We all have our contradictions, of course, but there she was, the president of the Republican Club at Wellesley, attending the Republican convention in 1968 in some official capacity or other, and then, for good measure, sneaking downtown in Chicago with a girlfriend to hang with the anti-war protesters at the Democratic Convention that summer, too! Anyone who thinks she's posing when she espouses some pretty conservative views just doesn't know much about her. Which is understandable, because there is so much biographical ground to cover, and I sometimes think there have been so many Hillary books because she is Zelig meets the Three Faces of Eve; it's hard to believe that everything she's lived through happened to just one woman. It's wildly unfair to call her just another lawyer from a middle-sized city who also did volunteer work: She darn near single-handedly saved Legal Services from Ronald Reagan when she chaired the LSC in the early 80s. Then again, for every "wow, she did that?'' there seems to be an "oh no, she did that, too?'' It's kind of rich, for example, for her to deplore the politics of personal destruction when, according to Bernstein, she pushed hard during the '92 campaign to go after Poppy Bush as a....(supposed) philanderer!
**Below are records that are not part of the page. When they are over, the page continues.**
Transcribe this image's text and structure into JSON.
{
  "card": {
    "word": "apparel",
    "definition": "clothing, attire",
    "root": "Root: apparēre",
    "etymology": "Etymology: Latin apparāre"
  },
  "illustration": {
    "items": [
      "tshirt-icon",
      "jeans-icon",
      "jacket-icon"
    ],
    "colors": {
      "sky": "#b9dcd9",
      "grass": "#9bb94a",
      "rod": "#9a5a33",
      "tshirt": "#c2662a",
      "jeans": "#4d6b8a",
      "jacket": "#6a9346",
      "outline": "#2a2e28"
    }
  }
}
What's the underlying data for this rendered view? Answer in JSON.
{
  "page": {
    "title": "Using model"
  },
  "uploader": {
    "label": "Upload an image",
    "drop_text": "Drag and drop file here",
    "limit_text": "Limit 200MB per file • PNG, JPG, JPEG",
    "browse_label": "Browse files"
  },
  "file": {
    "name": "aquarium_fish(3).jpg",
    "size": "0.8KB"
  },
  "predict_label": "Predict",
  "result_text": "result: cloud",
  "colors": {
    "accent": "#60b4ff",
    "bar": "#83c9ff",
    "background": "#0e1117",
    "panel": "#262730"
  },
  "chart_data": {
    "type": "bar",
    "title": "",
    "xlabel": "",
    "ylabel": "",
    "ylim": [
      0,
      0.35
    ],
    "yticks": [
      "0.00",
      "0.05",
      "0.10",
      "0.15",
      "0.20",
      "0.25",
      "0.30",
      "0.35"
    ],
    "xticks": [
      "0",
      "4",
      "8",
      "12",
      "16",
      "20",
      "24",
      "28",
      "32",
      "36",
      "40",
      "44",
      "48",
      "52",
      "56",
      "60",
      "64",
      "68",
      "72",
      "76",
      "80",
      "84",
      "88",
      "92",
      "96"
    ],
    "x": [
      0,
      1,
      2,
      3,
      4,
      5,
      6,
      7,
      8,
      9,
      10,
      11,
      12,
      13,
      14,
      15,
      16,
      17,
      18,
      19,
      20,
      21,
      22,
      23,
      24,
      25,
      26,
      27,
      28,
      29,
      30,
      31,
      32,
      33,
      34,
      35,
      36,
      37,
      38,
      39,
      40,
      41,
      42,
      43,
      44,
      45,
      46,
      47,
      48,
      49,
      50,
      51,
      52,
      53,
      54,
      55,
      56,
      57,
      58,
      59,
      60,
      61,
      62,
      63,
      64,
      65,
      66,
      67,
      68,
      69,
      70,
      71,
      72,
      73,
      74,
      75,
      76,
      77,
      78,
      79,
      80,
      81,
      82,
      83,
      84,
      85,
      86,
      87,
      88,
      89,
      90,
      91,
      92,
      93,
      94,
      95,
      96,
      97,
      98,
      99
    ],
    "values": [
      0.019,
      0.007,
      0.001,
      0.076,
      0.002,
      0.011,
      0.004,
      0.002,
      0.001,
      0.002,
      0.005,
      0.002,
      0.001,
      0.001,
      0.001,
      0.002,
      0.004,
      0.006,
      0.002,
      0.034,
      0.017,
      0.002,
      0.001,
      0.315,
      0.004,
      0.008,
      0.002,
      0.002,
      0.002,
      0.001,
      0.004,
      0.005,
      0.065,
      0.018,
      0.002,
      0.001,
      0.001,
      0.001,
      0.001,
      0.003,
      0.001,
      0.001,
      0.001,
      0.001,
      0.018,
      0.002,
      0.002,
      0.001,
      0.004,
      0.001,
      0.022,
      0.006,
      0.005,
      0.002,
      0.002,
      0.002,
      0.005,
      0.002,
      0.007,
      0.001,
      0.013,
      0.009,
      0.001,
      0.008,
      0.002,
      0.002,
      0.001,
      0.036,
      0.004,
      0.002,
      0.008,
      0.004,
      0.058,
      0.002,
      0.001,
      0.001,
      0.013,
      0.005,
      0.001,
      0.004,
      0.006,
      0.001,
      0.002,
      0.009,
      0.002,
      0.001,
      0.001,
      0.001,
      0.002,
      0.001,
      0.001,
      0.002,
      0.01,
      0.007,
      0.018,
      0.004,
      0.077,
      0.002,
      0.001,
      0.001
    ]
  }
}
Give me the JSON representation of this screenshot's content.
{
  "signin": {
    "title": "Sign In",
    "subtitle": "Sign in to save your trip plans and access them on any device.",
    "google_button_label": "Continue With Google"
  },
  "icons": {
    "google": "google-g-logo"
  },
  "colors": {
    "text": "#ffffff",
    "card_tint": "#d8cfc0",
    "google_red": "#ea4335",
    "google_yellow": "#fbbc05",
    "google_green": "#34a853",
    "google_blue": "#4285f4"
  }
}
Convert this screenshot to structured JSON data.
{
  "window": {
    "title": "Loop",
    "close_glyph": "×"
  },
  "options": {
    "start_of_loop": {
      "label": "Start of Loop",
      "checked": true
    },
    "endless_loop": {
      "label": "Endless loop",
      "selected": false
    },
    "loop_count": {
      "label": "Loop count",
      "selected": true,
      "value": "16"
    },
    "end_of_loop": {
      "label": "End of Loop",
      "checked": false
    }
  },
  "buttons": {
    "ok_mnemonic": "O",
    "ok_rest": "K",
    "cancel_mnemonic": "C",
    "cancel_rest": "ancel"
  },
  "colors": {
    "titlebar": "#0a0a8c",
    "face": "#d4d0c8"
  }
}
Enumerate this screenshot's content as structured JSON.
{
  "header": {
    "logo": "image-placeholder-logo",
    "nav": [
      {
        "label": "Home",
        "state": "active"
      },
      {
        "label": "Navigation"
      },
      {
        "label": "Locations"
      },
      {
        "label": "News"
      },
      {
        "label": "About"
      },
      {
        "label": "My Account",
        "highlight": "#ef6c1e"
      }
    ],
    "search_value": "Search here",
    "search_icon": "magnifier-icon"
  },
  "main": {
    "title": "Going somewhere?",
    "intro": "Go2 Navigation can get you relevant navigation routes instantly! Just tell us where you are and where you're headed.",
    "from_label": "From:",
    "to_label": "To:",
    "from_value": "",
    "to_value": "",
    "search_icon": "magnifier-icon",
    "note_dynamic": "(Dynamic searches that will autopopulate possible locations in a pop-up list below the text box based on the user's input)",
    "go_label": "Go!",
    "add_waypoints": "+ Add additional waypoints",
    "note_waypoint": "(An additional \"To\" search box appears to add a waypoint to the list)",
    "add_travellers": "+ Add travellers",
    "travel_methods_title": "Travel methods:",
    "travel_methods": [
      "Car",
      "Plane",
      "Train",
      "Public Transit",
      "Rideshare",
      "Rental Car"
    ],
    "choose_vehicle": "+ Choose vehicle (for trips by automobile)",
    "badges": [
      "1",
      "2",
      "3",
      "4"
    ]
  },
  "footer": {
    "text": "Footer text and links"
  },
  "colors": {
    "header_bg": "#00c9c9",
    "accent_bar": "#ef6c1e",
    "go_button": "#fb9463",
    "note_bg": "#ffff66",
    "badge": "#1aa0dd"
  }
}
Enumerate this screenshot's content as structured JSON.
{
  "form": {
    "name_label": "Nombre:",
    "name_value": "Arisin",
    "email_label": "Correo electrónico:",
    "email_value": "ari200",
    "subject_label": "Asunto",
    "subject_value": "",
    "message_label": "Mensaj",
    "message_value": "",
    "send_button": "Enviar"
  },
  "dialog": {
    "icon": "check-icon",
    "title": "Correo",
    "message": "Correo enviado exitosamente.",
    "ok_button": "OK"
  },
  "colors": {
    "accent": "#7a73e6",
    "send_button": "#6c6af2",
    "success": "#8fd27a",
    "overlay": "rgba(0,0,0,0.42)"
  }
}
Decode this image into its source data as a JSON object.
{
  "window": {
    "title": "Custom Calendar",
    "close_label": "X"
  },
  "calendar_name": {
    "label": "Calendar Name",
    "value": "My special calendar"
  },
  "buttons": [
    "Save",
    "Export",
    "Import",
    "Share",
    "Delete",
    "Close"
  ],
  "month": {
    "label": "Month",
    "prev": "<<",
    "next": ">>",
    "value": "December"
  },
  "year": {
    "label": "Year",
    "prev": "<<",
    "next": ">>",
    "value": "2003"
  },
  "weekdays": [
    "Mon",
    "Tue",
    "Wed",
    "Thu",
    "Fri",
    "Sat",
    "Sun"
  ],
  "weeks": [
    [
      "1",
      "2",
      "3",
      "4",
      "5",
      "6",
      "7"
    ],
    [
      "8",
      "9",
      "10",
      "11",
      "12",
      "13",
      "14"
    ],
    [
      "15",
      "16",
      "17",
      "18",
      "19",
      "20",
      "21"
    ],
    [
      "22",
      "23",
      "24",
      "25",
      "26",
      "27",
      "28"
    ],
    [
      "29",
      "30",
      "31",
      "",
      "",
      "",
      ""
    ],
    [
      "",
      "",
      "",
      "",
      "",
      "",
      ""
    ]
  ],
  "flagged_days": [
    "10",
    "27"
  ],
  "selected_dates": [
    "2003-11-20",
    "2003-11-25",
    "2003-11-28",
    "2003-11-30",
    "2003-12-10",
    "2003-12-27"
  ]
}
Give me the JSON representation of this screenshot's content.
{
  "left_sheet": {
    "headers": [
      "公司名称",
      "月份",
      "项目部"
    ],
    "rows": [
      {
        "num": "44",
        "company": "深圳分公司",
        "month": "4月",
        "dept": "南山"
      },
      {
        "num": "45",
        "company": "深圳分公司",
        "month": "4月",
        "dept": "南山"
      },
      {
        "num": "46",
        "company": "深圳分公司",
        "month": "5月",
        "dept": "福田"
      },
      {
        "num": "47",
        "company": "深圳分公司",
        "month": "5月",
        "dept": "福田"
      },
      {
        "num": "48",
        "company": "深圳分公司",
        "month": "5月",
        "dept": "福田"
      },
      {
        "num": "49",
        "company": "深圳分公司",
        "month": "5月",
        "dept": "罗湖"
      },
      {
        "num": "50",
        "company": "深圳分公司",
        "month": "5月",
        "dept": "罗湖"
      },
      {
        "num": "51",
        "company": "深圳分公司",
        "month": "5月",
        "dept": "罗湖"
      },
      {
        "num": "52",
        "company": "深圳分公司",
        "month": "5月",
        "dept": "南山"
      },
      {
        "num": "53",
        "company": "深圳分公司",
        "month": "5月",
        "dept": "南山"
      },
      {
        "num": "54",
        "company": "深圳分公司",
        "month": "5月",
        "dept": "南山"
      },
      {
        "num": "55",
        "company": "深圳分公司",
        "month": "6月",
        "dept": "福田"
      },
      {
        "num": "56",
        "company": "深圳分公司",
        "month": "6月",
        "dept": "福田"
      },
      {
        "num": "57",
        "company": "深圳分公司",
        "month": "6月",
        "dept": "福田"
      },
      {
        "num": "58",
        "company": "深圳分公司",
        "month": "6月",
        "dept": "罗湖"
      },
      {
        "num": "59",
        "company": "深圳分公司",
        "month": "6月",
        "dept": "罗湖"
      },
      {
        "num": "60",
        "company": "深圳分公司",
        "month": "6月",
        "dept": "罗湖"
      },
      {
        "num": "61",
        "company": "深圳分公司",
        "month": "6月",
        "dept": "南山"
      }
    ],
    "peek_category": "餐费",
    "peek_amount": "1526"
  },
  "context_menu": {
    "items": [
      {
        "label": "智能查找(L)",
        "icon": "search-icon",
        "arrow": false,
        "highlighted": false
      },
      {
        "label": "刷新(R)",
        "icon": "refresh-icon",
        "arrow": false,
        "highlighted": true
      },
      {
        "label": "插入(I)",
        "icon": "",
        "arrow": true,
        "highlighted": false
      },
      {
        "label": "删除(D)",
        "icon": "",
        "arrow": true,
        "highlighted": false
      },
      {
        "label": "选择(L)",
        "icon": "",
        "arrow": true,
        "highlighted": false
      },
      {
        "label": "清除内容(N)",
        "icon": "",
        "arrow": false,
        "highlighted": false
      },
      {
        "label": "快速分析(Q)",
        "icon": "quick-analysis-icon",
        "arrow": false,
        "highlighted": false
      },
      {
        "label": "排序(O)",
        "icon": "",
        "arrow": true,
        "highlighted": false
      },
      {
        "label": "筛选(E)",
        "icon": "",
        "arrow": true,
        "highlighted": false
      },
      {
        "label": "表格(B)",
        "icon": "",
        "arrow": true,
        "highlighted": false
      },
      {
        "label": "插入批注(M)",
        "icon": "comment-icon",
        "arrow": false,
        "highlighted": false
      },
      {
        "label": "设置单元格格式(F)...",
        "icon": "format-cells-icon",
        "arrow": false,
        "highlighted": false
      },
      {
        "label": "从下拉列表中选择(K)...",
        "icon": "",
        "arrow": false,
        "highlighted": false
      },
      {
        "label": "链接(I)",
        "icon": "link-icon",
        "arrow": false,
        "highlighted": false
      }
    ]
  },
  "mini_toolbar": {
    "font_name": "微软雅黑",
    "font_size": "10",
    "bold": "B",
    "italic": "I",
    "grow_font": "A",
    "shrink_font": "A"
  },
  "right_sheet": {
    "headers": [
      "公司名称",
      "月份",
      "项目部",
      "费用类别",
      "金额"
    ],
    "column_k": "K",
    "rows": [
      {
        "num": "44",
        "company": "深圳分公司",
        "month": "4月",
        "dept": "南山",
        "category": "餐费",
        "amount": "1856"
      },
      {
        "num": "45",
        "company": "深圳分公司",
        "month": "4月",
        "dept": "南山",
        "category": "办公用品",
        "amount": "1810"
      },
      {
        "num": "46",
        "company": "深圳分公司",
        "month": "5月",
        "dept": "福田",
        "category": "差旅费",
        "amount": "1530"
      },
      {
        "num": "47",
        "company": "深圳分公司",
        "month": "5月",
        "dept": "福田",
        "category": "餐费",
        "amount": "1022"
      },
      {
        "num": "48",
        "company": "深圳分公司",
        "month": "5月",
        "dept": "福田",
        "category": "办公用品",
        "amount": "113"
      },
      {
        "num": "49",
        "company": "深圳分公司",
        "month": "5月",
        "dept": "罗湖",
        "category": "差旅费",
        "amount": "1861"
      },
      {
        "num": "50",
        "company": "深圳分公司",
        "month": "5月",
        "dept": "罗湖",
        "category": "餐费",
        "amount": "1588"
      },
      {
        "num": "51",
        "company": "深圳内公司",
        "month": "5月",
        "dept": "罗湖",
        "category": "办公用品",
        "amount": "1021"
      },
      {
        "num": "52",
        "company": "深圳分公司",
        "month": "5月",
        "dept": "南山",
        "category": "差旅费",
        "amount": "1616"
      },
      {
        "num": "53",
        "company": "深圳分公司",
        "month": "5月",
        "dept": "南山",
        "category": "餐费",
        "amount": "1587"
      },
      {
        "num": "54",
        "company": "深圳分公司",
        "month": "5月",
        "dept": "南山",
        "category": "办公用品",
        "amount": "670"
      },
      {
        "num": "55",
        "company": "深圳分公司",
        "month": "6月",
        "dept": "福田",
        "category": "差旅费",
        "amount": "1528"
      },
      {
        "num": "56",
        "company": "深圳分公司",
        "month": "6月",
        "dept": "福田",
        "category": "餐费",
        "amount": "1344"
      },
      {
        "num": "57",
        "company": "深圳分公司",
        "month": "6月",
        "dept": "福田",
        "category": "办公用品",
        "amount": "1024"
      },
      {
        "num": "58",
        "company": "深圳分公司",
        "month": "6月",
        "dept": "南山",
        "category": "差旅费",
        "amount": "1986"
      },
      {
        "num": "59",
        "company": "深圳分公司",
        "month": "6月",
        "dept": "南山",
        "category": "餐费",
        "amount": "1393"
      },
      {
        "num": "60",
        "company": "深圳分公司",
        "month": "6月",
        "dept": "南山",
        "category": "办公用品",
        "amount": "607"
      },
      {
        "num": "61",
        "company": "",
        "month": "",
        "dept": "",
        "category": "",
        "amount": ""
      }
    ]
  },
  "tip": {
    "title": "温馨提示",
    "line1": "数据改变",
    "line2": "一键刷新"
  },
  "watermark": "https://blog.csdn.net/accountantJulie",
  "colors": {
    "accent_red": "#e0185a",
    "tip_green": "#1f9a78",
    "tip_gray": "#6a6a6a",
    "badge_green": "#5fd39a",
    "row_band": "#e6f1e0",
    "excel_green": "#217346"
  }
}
So it's typical that while on the one hand she's the right-wing's prototype Feminazi, it's also true that her feminist credentials have been questioned throughout her adult life. Even now, she is hardly universally beloved by right-thinking, left-leaning women; Jane Fonda went so far as to call her "a ventriloquist for the patriarchy with a vagina and a skirt.'' She is not a sister plagued by self-doubt, though, as far as I can tell, even when she might ought to be. Which is one reason she hasn't found her voice -- as an orator, anyway. A friend of mine who is in Democratic politics herself and supports Clinton says the senator is just not breathing right. She told Hillary's people this, too, ages ago, and offered to give her a free breathing lesson that she claimed could have solved the problem in 40 minutes. But, Hillary's peeps thanked her for the feedback and never got back to her. Until this week, I think Hillary liked her voice fine the way it was.